Digital Utility Group
The mission of this group is to bring together utility professionals in the power industry who are in the thick of the digital utility transformation.
Publication
The Future State: Part II
Abstract: Communication devices and controls, cloud hosting and computing services, and grid-edge technologies are challenging the utility industry business model as we know it today. Many utilities are considering merging information technology (IT) and operations technology (OT) departments recognizing that current siloed organizational structures are not agile nor responsive enough to meet rapidly changing needs. Utilities experimented with running “IT as a business” in support of business needs over the last decade, but because of continued departmental and leadership separation, little changed. Separate budgets, priorities and governance of large transformational projects continues to impede implementation of the end-to-end digital product solutions necessary to improve operations and the customer and employee experience. Cost-of-service rate regulation, concerns over energy affordability and equity, and aggressive climate and clean energy goals give regulators pause when considering utility requests to invest billions of dollars in capital to modernize the electric grid and grid operations.
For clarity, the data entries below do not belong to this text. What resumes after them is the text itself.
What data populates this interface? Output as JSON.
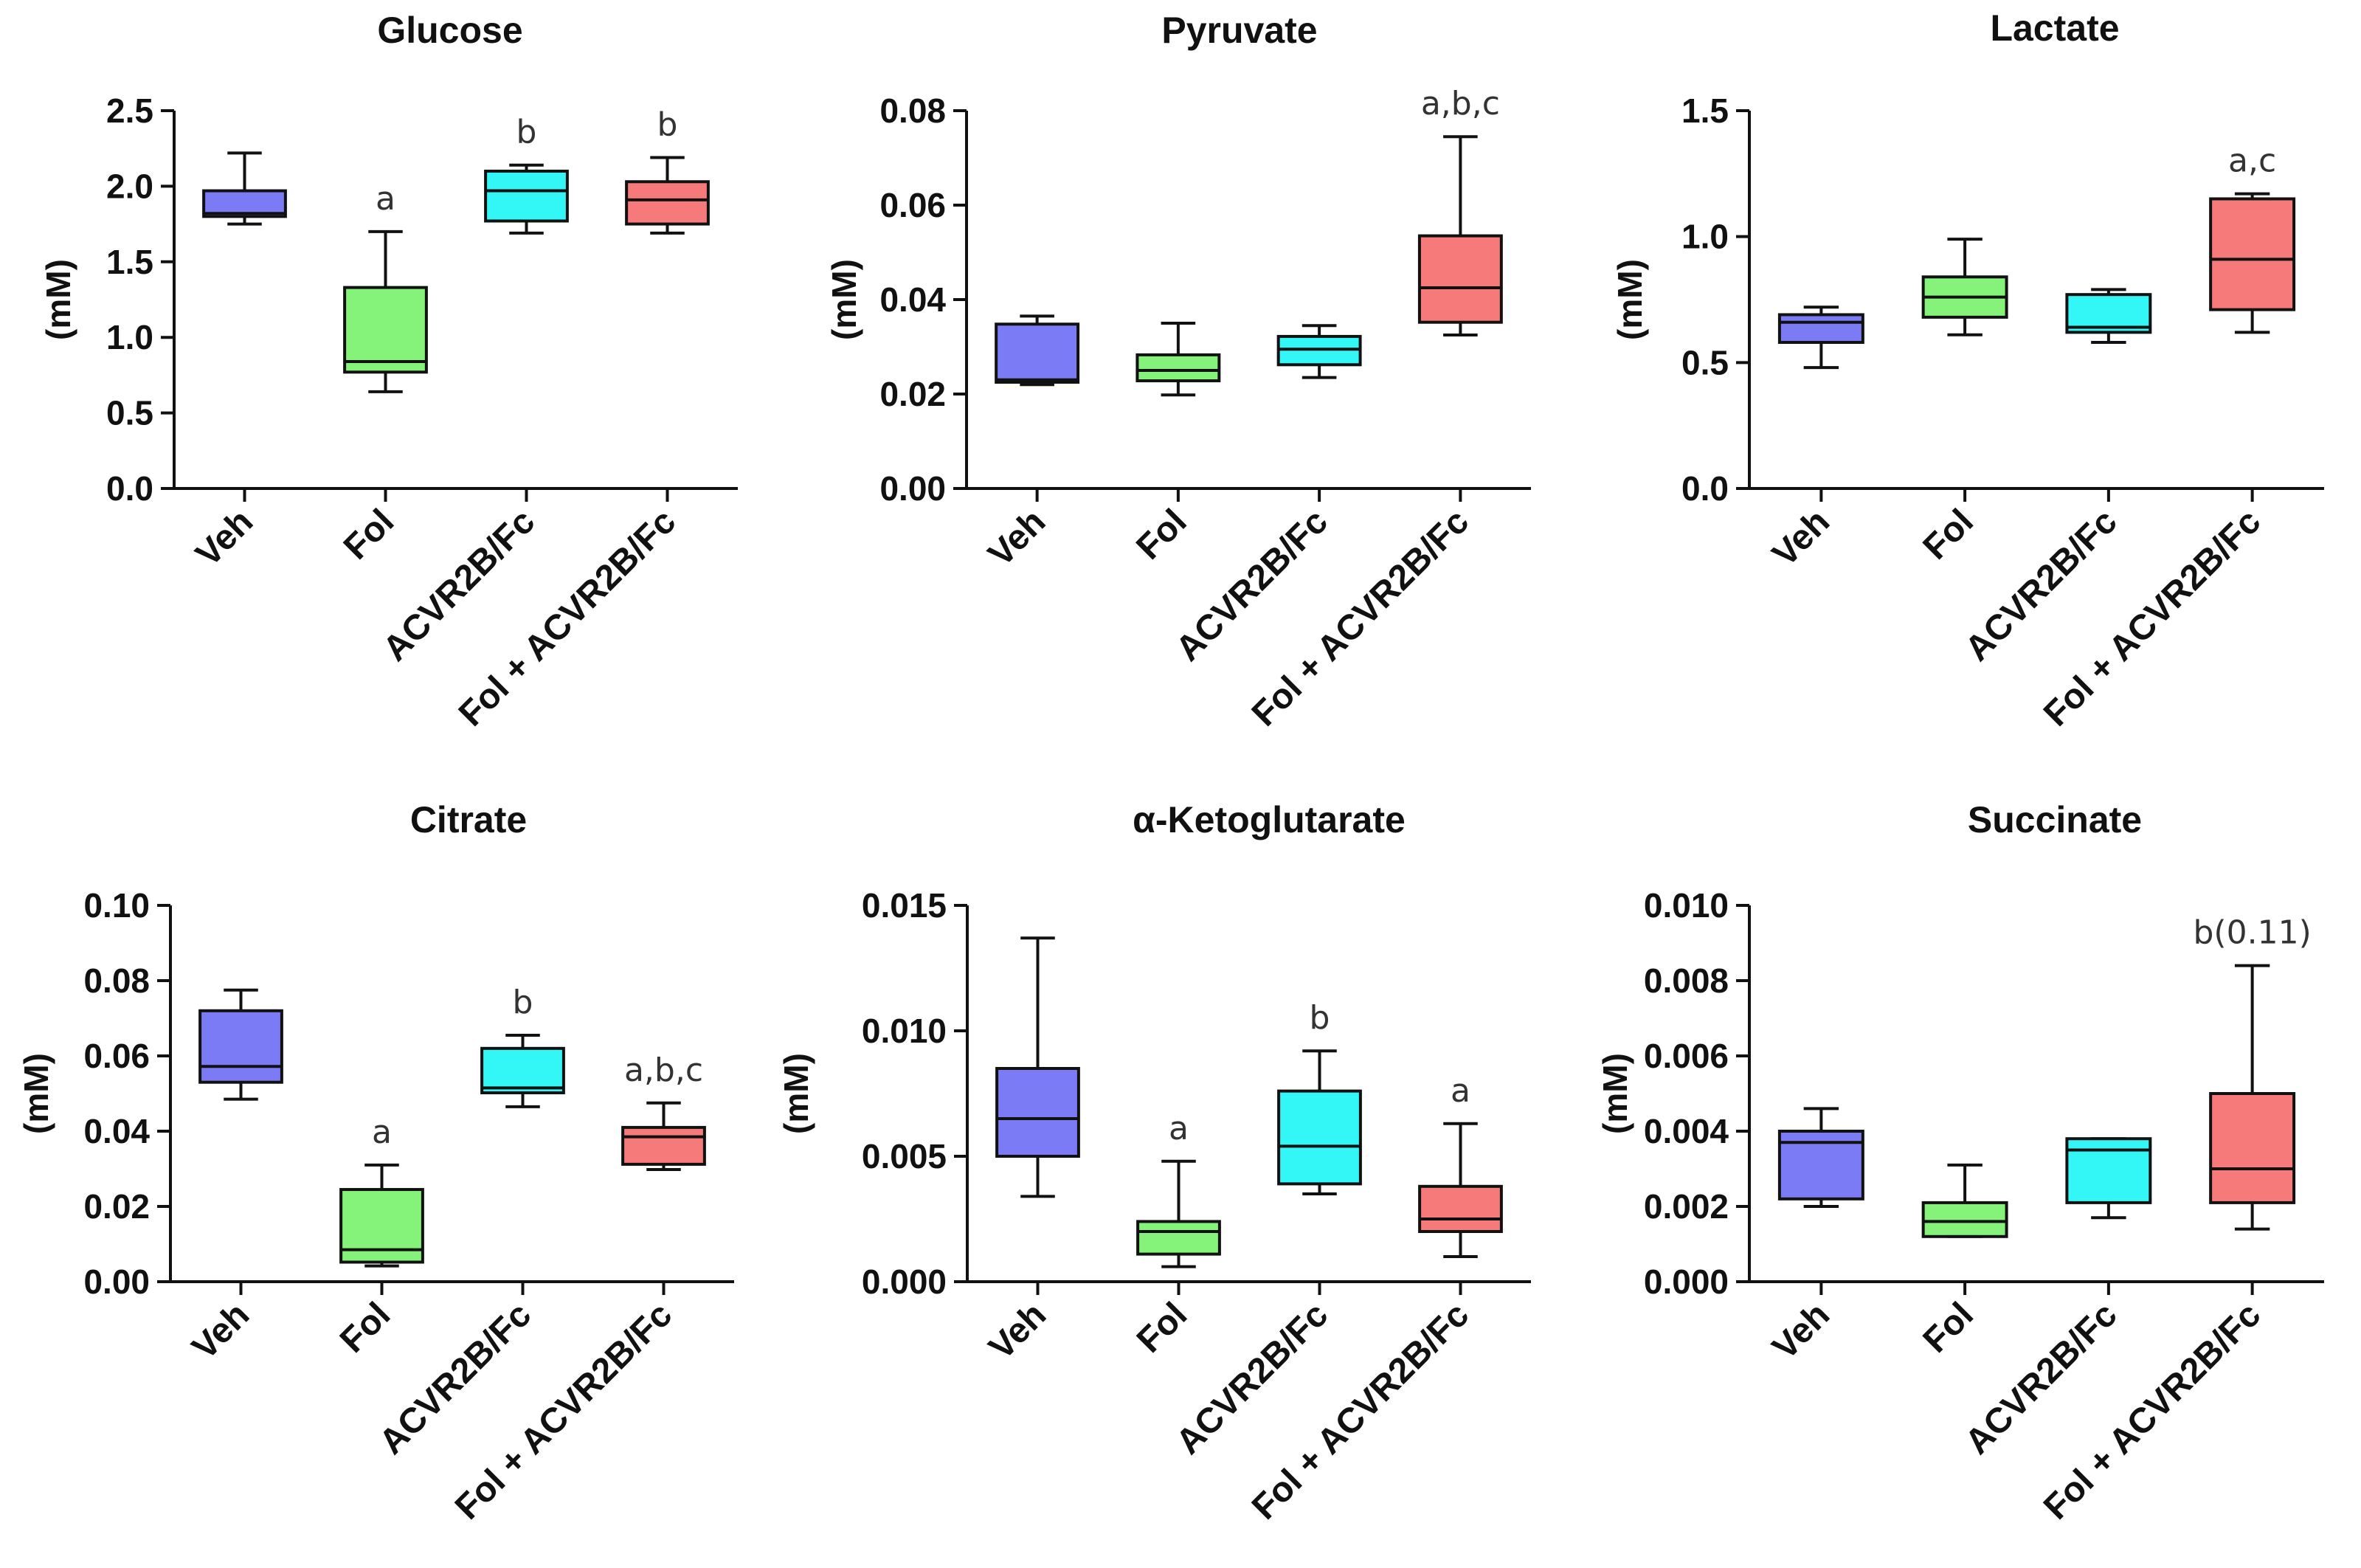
{
  "colors": {
    "Veh": "#7b7bf5",
    "Fol": "#85f279",
    "ACVR2B/Fc": "#33f7f7",
    "Fol + ACVR2B/Fc": "#f77a7a"
  },
  "chart_data": [
    {
      "type": "box",
      "title": "Glucose",
      "ylabel": "(mM)",
      "ylim": [
        0,
        2.5
      ],
      "yticks": [
        "0.0",
        "0.5",
        "1.0",
        "1.5",
        "2.0",
        "2.5"
      ],
      "categories": [
        "Veh",
        "Fol",
        "ACVR2B/Fc",
        "Fol + ACVR2B/Fc"
      ],
      "boxes": [
        {
          "min": 1.75,
          "q1": 1.8,
          "median": 1.82,
          "q3": 1.97,
          "max": 2.22,
          "label": ""
        },
        {
          "min": 0.64,
          "q1": 0.77,
          "median": 0.84,
          "q3": 1.33,
          "max": 1.7,
          "label": "a"
        },
        {
          "min": 1.69,
          "q1": 1.77,
          "median": 1.97,
          "q3": 2.1,
          "max": 2.14,
          "label": "b"
        },
        {
          "min": 1.69,
          "q1": 1.75,
          "median": 1.91,
          "q3": 2.03,
          "max": 2.19,
          "label": "b"
        }
      ]
    },
    {
      "type": "box",
      "title": "Pyruvate",
      "ylabel": "(mM)",
      "ylim": [
        0,
        0.08
      ],
      "yticks": [
        "0.00",
        "0.02",
        "0.04",
        "0.06",
        "0.08"
      ],
      "categories": [
        "Veh",
        "Fol",
        "ACVR2B/Fc",
        "Fol + ACVR2B/Fc"
      ],
      "boxes": [
        {
          "min": 0.022,
          "q1": 0.0225,
          "median": 0.023,
          "q3": 0.0348,
          "max": 0.0365,
          "label": ""
        },
        {
          "min": 0.0198,
          "q1": 0.0228,
          "median": 0.025,
          "q3": 0.0283,
          "max": 0.035,
          "label": ""
        },
        {
          "min": 0.0235,
          "q1": 0.0262,
          "median": 0.0295,
          "q3": 0.0322,
          "max": 0.0345,
          "label": ""
        },
        {
          "min": 0.0325,
          "q1": 0.0352,
          "median": 0.0425,
          "q3": 0.0535,
          "max": 0.0745,
          "label": "a,b,c"
        }
      ]
    },
    {
      "type": "box",
      "title": "Lactate",
      "ylabel": "(mM)",
      "ylim": [
        0,
        1.5
      ],
      "yticks": [
        "0.0",
        "0.5",
        "1.0",
        "1.5"
      ],
      "categories": [
        "Veh",
        "Fol",
        "ACVR2B/Fc",
        "Fol + ACVR2B/Fc"
      ],
      "boxes": [
        {
          "min": 0.48,
          "q1": 0.58,
          "median": 0.66,
          "q3": 0.69,
          "max": 0.72,
          "label": ""
        },
        {
          "min": 0.61,
          "q1": 0.68,
          "median": 0.76,
          "q3": 0.84,
          "max": 0.99,
          "label": ""
        },
        {
          "min": 0.58,
          "q1": 0.62,
          "median": 0.64,
          "q3": 0.77,
          "max": 0.79,
          "label": ""
        },
        {
          "min": 0.62,
          "q1": 0.71,
          "median": 0.91,
          "q3": 1.15,
          "max": 1.17,
          "label": "a,c"
        }
      ]
    },
    {
      "type": "box",
      "title": "Citrate",
      "ylabel": "(mM)",
      "ylim": [
        0,
        0.1
      ],
      "yticks": [
        "0.00",
        "0.02",
        "0.04",
        "0.06",
        "0.08",
        "0.10"
      ],
      "categories": [
        "Veh",
        "Fol",
        "ACVR2B/Fc",
        "Fol + ACVR2B/Fc"
      ],
      "boxes": [
        {
          "min": 0.0485,
          "q1": 0.053,
          "median": 0.0572,
          "q3": 0.072,
          "max": 0.0775,
          "label": ""
        },
        {
          "min": 0.0042,
          "q1": 0.0052,
          "median": 0.0085,
          "q3": 0.0245,
          "max": 0.031,
          "label": "a"
        },
        {
          "min": 0.0465,
          "q1": 0.0502,
          "median": 0.0515,
          "q3": 0.062,
          "max": 0.0655,
          "label": "b"
        },
        {
          "min": 0.0298,
          "q1": 0.0312,
          "median": 0.0385,
          "q3": 0.041,
          "max": 0.0475,
          "label": "a,b,c"
        }
      ]
    },
    {
      "type": "box",
      "title": "α-Ketoglutarate",
      "ylabel": "(mM)",
      "ylim": [
        0,
        0.015
      ],
      "yticks": [
        "0.000",
        "0.005",
        "0.010",
        "0.015"
      ],
      "categories": [
        "Veh",
        "Fol",
        "ACVR2B/Fc",
        "Fol + ACVR2B/Fc"
      ],
      "boxes": [
        {
          "min": 0.0034,
          "q1": 0.005,
          "median": 0.0065,
          "q3": 0.0085,
          "max": 0.0137,
          "label": ""
        },
        {
          "min": 0.0006,
          "q1": 0.0011,
          "median": 0.002,
          "q3": 0.0024,
          "max": 0.0048,
          "label": "a"
        },
        {
          "min": 0.0035,
          "q1": 0.0039,
          "median": 0.0054,
          "q3": 0.0076,
          "max": 0.0092,
          "label": "b"
        },
        {
          "min": 0.001,
          "q1": 0.002,
          "median": 0.0025,
          "q3": 0.0038,
          "max": 0.0063,
          "label": "a"
        }
      ]
    },
    {
      "type": "box",
      "title": "Succinate",
      "ylabel": "(mM)",
      "ylim": [
        0,
        0.01
      ],
      "yticks": [
        "0.000",
        "0.002",
        "0.004",
        "0.006",
        "0.008",
        "0.010"
      ],
      "categories": [
        "Veh",
        "Fol",
        "ACVR2B/Fc",
        "Fol + ACVR2B/Fc"
      ],
      "boxes": [
        {
          "min": 0.002,
          "q1": 0.0022,
          "median": 0.0037,
          "q3": 0.004,
          "max": 0.0046,
          "label": ""
        },
        {
          "min": 0.0012,
          "q1": 0.0012,
          "median": 0.0016,
          "q3": 0.0021,
          "max": 0.0031,
          "label": ""
        },
        {
          "min": 0.0017,
          "q1": 0.0021,
          "median": 0.0035,
          "q3": 0.0038,
          "max": 0.0038,
          "label": ""
        },
        {
          "min": 0.0014,
          "q1": 0.0021,
          "median": 0.003,
          "q3": 0.005,
          "max": 0.0084,
          "label": "b(0.11)"
        }
      ]
    }
  ]
}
Under current cost-of service regulatory paradigms, most all risk is transferred from investors to customers for all prudently incurred investments and costs. Competitors offering commodity services shield customers from some risks and expose them to other risks. The low-cost of market entry for competitors offering electricity as a commodity or as a service are challenging the industry’s business model and regulatory paradigm’s, creating some confusion among constituents. No market or industry model is perfect in allocating risks and returns but variations of the current cost-of-service paradigm might offer some advantages to both investors and customers.
DeCotis, Paul A. (February 2022). “The Future State: Part II.” Climate and Energy Journal. 38/7, ©2022 Wiley Periodicals, LLC. a Wiley company.